Modeler Arved Grass elaborates:
How to paint brass? Here's what works for me:
- Disassemble model. Be sure any drivetrain parts (motor, gears, universals) are segregated away from the parts to be painted. Take lots of photos to document what goes where. Especially screws.
- Grit blast. I've been using 270 grit Aluminum oxide in a Paasche LAC$3 in an old Harbor Freight grit blasting cabinet. Many have suggested I go to 400 grit.
- Scrub clean with an old soft toothbrush and a good degreaser. Simple Green, Dawn Dish Soap... It really doesn't matter. Rinse.
- Rinse in ultrasonic cleaner with distilled water.
- Final rinse in 90% IPA. It will dry pretty fast. From now until the final coat of paint dries, model is handled with exam gloves.
- Prime. I've been airbrushing Floquil Zinc Chromate primer. Since that's no longer available, I'm switching to SEM self etching primer. If you held a gun to my head and told me I had to use a "paint bomb," I'd use Tamiya primer.
- I prefer Scalecoat paint on brass. Thankfully I have a stash. Rumor is it's no longer being produced.

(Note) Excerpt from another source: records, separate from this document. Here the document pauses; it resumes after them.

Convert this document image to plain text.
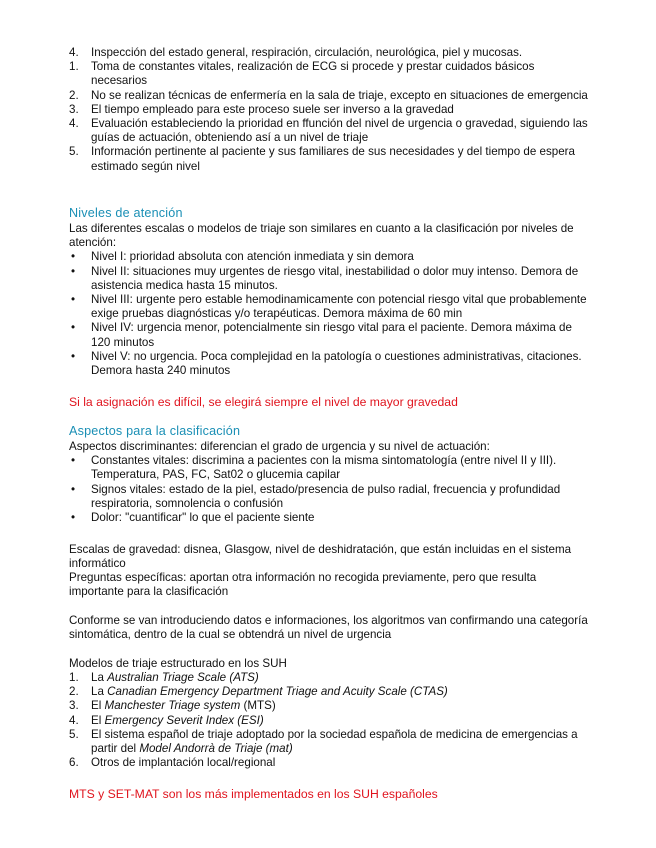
4. Inspección del estado general, respiración, circulación, neurológica, piel y mucosas.
1. Toma de constantes vitales, realización de ECG si procede y prestar cuidados básicos necesarios
2. No se realizan técnicas de enfermería en la sala de triaje, excepto en situaciones de emergencia
3. El tiempo empleado para este proceso suele ser inverso a la gravedad
4. Evaluación estableciendo la prioridad en ffunción del nivel de urgencia o gravedad, siguiendo las guías de actuación, obteniendo así a un nivel de triaje
5. Información pertinente al paciente y sus familiares de sus necesidades y del tiempo de espera estimado según nivel
Niveles de atención

Las diferentes escalas o modelos de triaje son similares en cuanto a la clasificación por niveles de atención:

• Nivel I: prioridad absoluta con atención inmediata y sin demora
• Nivel II: situaciones muy urgentes de riesgo vital, inestabilidad o dolor muy intenso. Demora de asistencia medica hasta 15 minutos.
• Nivel III: urgente pero estable hemodinamicamente con potencial riesgo vital que probablemente exige pruebas diagnósticas y/o terapéuticas. Demora máxima de 60 min
• Nivel IV: urgencia menor, potencialmente sin riesgo vital para el paciente. Demora máxima de 120 minutos
• Nivel V: no urgencia. Poca complejidad en la patología o cuestiones administrativas, citaciones. Demora hasta 240 minutos
Si la asignación es difícil, se elegirá siempre el nivel de mayor gravedad
Aspectos para la clasificación

Aspectos discriminantes: diferencian el grado de urgencia y su nivel de actuación:

• Constantes vitales: discrimina a pacientes con la misma sintomatología (entre nivel II y III). Temperatura, PAS, FC, Sat02 o glucemia capilar
• Signos vitales: estado de la piel, estado/presencia de pulso radial, frecuencia y profundidad respiratoria, somnolencia o confusión
• Dolor: "cuantificar" lo que el paciente siente

Escalas de gravedad: disnea, Glasgow, nivel de deshidratación, que están incluidas en el sistema informático

Preguntas específicas: aportan otra información no recogida previamente, pero que resulta importante para la clasificación

Conforme se van introduciendo datos e informaciones, los algoritmos van confirmando una categoría sintomática, dentro de la cual se obtendrá un nivel de urgencia

Modelos de triaje estructurado en los SUH
1. La Australian Triage Scale (ATS)
2. La Canadian Emergency Department Triage and Acuity Scale (CTAS)
3. El Manchester Triage system (MTS)
4. El Emergency Severit Index (ESI)
5. El sistema español de triaje adoptado por la sociedad española de medicina de emergencias a partir del Model Andorrà de Triaje (mat)
6. Otros de implantación local/regional
MTS y SET-MAT son los más implementados en los SUH españoles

Get it while you can from dealers with stock (can't help you there - sorry).
- Mask with Tamiya and Frog painter's tape. The two seem to be identical. Tamiya comes in small strips handy for edge masking, curves, etc. The Frog tape covers larger areas, or can be cut into smaller bits.

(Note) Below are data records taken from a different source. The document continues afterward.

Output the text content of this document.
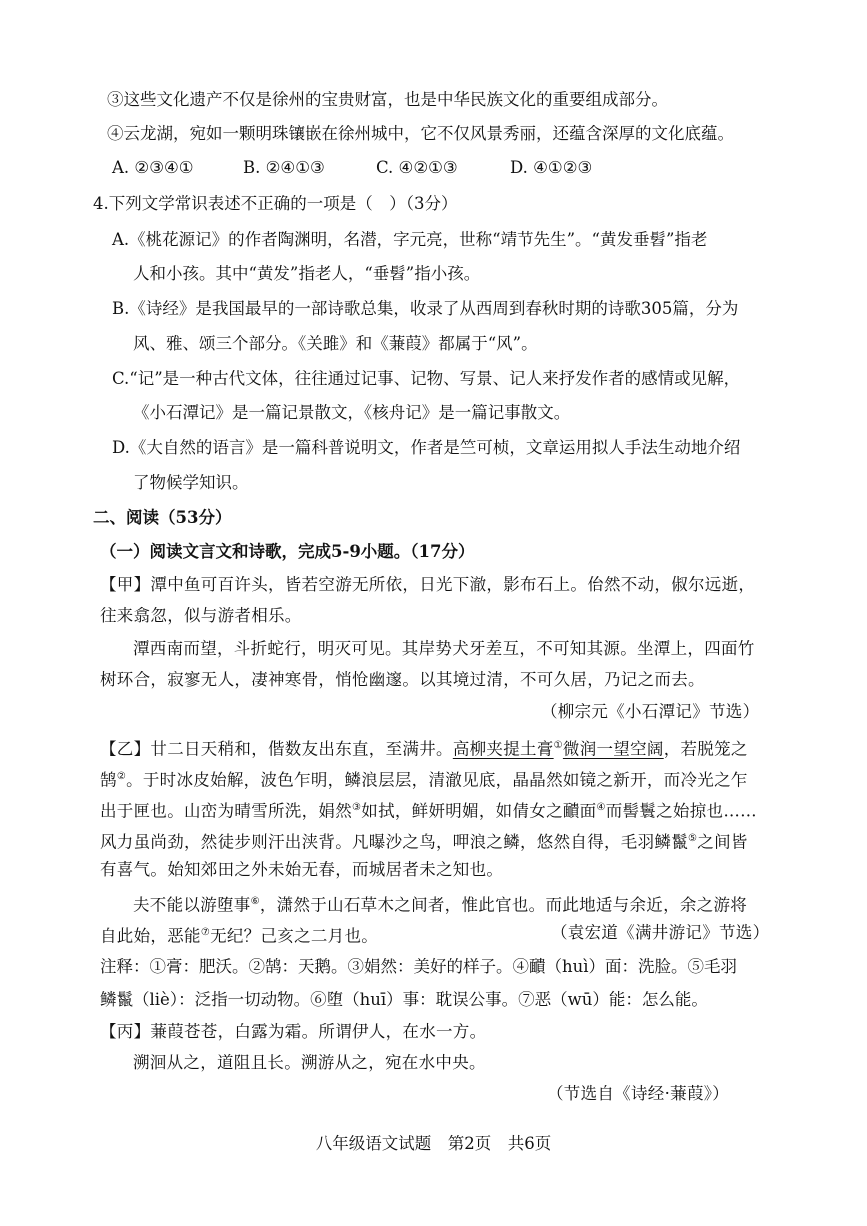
③这些文化遗产不仅是徐州的宝贵财富，也是中华民族文化的重要组成部分。
④云龙湖，宛如一颗明珠镶嵌在徐州城中，它不仅风景秀丽，还蕴含深厚的文化底蕴。
A. ②③④①	B. ②④①③	C. ④②①③	D. ④①②③
4.下列文学常识表述不正确的一项是（　）（3分）
A.《桃花源记》的作者陶渊明，名潜，字元亮，世称“靖节先生”。“黄发垂髫”指老
人和小孩。其中“黄发”指老人，“垂髫”指小孩。
B.《诗经》是我国最早的一部诗歌总集，收录了从西周到春秋时期的诗歌305篇，分为
风、雅、颂三个部分。《关雎》和《蒹葭》都属于“风”。
C.“记”是一种古代文体，往往通过记事、记物、写景、记人来抒发作者的感情或见解，
《小石潭记》是一篇记景散文，《核舟记》是一篇记事散文。
D.《大自然的语言》是一篇科普说明文，作者是竺可桢，文章运用拟人手法生动地介绍
了物候学知识。
二、阅读（53分）
（一）阅读文言文和诗歌，完成5-9小题。（17分）
【甲】潭中鱼可百许头，皆若空游无所依，日光下澈，影布石上。佁然不动，俶尔远逝，
往来翕忽，似与游者相乐。
潭西南而望，斗折蛇行，明灭可见。其岸势犬牙差互，不可知其源。坐潭上，四面竹
树环合，寂寥无人，凄神寒骨，悄怆幽邃。以其境过清，不可久居，乃记之而去。
（柳宗元《小石潭记》节选）
【乙】廿二日天稍和，偕数友出东直，至满井。高柳夹提土膏①微润一望空阔，若脱笼之
鹄②。于时冰皮始解，波色乍明，鳞浪层层，清澈见底，晶晶然如镜之新开，而冷光之乍
出于匣也。山峦为晴雪所洗，娟然③如拭，鲜妍明媚，如倩女之靧面④而髻鬟之始掠也……
风力虽尚劲，然徒步则汗出浃背。凡曝沙之鸟，呷浪之鳞，悠然自得，毛羽鳞鬣⑤之间皆
有喜气。始知郊田之外未始无春，而城居者未之知也。
夫不能以游堕事⑥，潇然于山石草木之间者，惟此官也。而此地适与余近，余之游将
自此始，恶能⑦无纪？己亥之二月也。	（袁宏道《满井游记》节选）
注释：①膏：肥沃。②鹄：天鹅。③娟然：美好的样子。④靧（huì）面：洗脸。⑤毛羽
鳞鬣（liè）：泛指一切动物。⑥堕（huī）事：耽误公事。⑦恶（wū）能：怎么能。
【丙】蒹葭苍苍，白露为霜。所谓伊人，在水一方。
溯洄从之，道阻且长。溯游从之，宛在水中央。
（节选自《诗经·蒹葭》）
八年级语文试题　第2页　共6页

- Scalecoat dries glossy, so no clear gloss is required before decaling, but a coat of gloss over the decals will help hide the edges. Do the gloss before your final coat of dull or semi-gloss. Reassemble model in reverse order of disassembly. Refer to the photos you took earlier. test drive to ensure everything is assembled and aligned correctly during assembly. Ditto coupler height. Isolate motor and add DCC/Sound/lighting as desired. during reassembly after mechanism is proven to work smoothly on DC. DCC will never fix a running issue. Now you know why the custom painters charge so much.